Interpreting Results

High efficacy (≥90%): Tests have strong assertions. Focus remaining work on NOT COVERED mutants (uncovered code paths).

Medium (75–90%): Tests cover main paths. Survivors usually indicate boundary or error-path gaps.

Low (<75%): Significant gaps — tests likely run code without checking outputs. Pair with test-refine to identify the specific smells.

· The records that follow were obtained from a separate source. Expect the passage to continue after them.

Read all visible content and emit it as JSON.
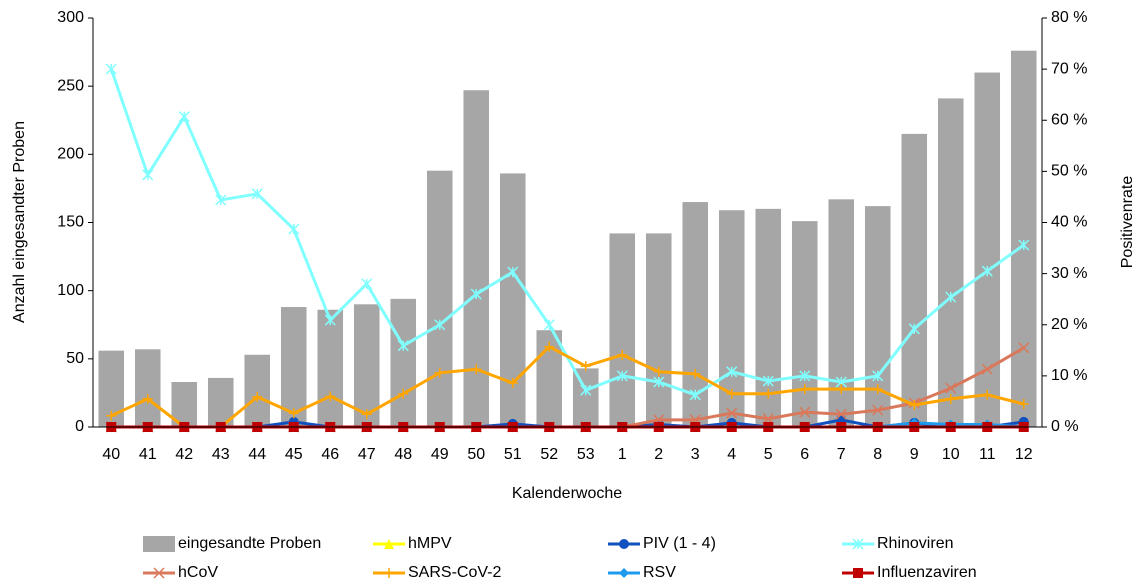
{
  "chart_data": {
    "type": "combo",
    "categories": [
      "40",
      "41",
      "42",
      "43",
      "44",
      "45",
      "46",
      "47",
      "48",
      "49",
      "50",
      "51",
      "52",
      "53",
      "1",
      "2",
      "3",
      "4",
      "5",
      "6",
      "7",
      "8",
      "9",
      "10",
      "11",
      "12"
    ],
    "x_label": "Kalenderwoche",
    "y_label": "Anzahl eingesandter Proben",
    "y2_label": "Positivenrate",
    "ylim": [
      0,
      300
    ],
    "yticks": [
      0,
      50,
      100,
      150,
      200,
      250,
      300
    ],
    "y2lim": [
      0,
      80
    ],
    "y2ticks": [
      {
        "value": 0,
        "label": "0 %"
      },
      {
        "value": 10,
        "label": "10 %"
      },
      {
        "value": 20,
        "label": "20 %"
      },
      {
        "value": 30,
        "label": "30 %"
      },
      {
        "value": 40,
        "label": "40 %"
      },
      {
        "value": 50,
        "label": "50 %"
      },
      {
        "value": 60,
        "label": "60 %"
      },
      {
        "value": 70,
        "label": "70 %"
      },
      {
        "value": 80,
        "label": "80 %"
      }
    ],
    "grid": false,
    "legend": "bottom",
    "series": [
      {
        "name": "eingesandte Proben",
        "type": "bar",
        "color": "#a6a6a6",
        "axis": "y",
        "values": [
          56,
          57,
          33,
          36,
          53,
          88,
          86,
          90,
          94,
          188,
          247,
          186,
          71,
          43,
          142,
          142,
          165,
          159,
          160,
          151,
          167,
          162,
          215,
          241,
          260,
          276
        ]
      },
      {
        "name": "hMPV",
        "type": "line",
        "marker": "triangle",
        "color": "#ffff00",
        "axis": "y2",
        "values": [
          0,
          0,
          0,
          0,
          0,
          0,
          0,
          0,
          0,
          0,
          0,
          0,
          0,
          0,
          0,
          0,
          0,
          0,
          0,
          0,
          0,
          0,
          0,
          0,
          0,
          0
        ]
      },
      {
        "name": "PIV (1 - 4)",
        "type": "line",
        "marker": "circle",
        "color": "#0f52bf",
        "axis": "y2",
        "values": [
          0,
          0,
          0,
          0,
          0,
          1,
          0,
          0,
          0,
          0,
          0,
          0.6,
          0,
          0,
          0,
          0.5,
          0,
          0.8,
          0,
          0,
          1.4,
          0,
          0.8,
          0,
          0,
          1
        ]
      },
      {
        "name": "Rhinoviren",
        "type": "line",
        "marker": "asterisk",
        "color": "#80ffff",
        "axis": "y2",
        "values": [
          70,
          49.3,
          60.7,
          44.4,
          45.6,
          38.7,
          20.9,
          28,
          15.9,
          20,
          26,
          30.3,
          20,
          7.2,
          10,
          8.8,
          6.3,
          10.8,
          9,
          10,
          8.8,
          10,
          19.2,
          25.4,
          30.5,
          35.6
        ]
      },
      {
        "name": "hCoV",
        "type": "line",
        "marker": "x",
        "color": "#d9785a",
        "axis": "y2",
        "values": [
          0,
          0,
          0,
          0,
          0,
          0,
          0,
          0,
          0,
          0,
          0,
          0,
          0,
          0,
          0,
          1.4,
          1.4,
          2.7,
          1.6,
          2.9,
          2.5,
          3.3,
          4.7,
          7.6,
          11.3,
          15.5
        ]
      },
      {
        "name": "SARS-CoV-2",
        "type": "line",
        "marker": "plus",
        "color": "#ffa500",
        "axis": "y2",
        "values": [
          2.2,
          5.5,
          0,
          0,
          5.9,
          2.7,
          6,
          2.5,
          6.5,
          10.6,
          11.3,
          8.6,
          15.7,
          11.9,
          14.1,
          10.8,
          10.4,
          6.5,
          6.5,
          7.4,
          7.4,
          7.4,
          4.3,
          5.5,
          6.3,
          4.5
        ]
      },
      {
        "name": "RSV",
        "type": "line",
        "marker": "diamond",
        "color": "#1e9bec",
        "axis": "y2",
        "values": [
          0,
          0,
          0,
          0,
          0,
          0,
          0,
          0,
          0,
          0,
          0,
          0,
          0,
          0,
          0,
          0,
          0,
          0,
          0,
          0,
          0,
          0,
          0.8,
          0.5,
          0.5,
          0
        ]
      },
      {
        "name": "Influenzaviren",
        "type": "line",
        "marker": "square",
        "color": "#c00000",
        "axis": "y2",
        "values": [
          0,
          0,
          0,
          0,
          0,
          0,
          0,
          0,
          0,
          0,
          0,
          0,
          0,
          0,
          0,
          0,
          0,
          0,
          0,
          0,
          0,
          0,
          0,
          0,
          0,
          0
        ]
      }
    ]
  }
}
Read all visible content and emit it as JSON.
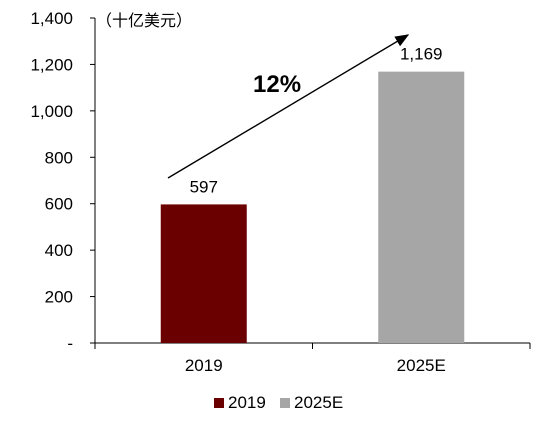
{
  "chart_data": {
    "type": "bar",
    "unit_label": "（十亿美元）",
    "categories": [
      "2019",
      "2025E"
    ],
    "values": [
      597,
      1169
    ],
    "data_labels": [
      "597",
      "1,169"
    ],
    "colors": [
      "#6b0000",
      "#a6a6a6"
    ],
    "ylim": [
      0,
      1400
    ],
    "y_ticks": [
      0,
      200,
      400,
      600,
      800,
      1000,
      1200,
      1400
    ],
    "y_tick_labels": [
      "-",
      "200",
      "400",
      "600",
      "800",
      "1,000",
      "1,200",
      "1,400"
    ],
    "annotation": "12%",
    "legend": {
      "position": "bottom",
      "entries": [
        "2019",
        "2025E"
      ]
    },
    "grid": false
  }
}
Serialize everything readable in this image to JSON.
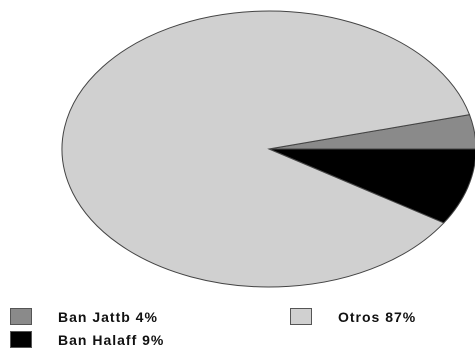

Mutator breakdown tells you the kind of weakness:

conditionals-boundary LIVED → missing edge tests at thresholds.
invert-logical LIVED → missing truth-table coverage for &&/||.
arithmetic-base LIVED → tests don't verify calculation results.
remove-self-assignments LIVED → state mutations not asserted.

Equivalent Mutants

Some LIVED mutants are semantically equivalent to the original — no test could kill them. Common cases:

Mutated value immediately overwritten before being read.
Mutation in unreachable code.
Operator swap in associative/commutative context with no observable difference.

When you identify an equivalent mutant, document it (e.g., a comment near the mutation site, or a project-level EQUIVALENT_MUTANTS.md) so reviewers don't waste time on it. Gremlins doesn't filter equivalents automatically.

Gremlins Limitations

From the upstream README: gremlins targets smallish Go modules (microservices). On very large modules, runs can take hours. Mitigations:

Per-package runs via --pkg ./internal/wallet. Don't pass ./... on a 500k-LOC monorepo.
Skip generated code by using build tags or running on hand-written packages only.
Use --workers to bound parallelism if memory is tight.
Use --dry-run first to preview the mutation count and skip if it's too large.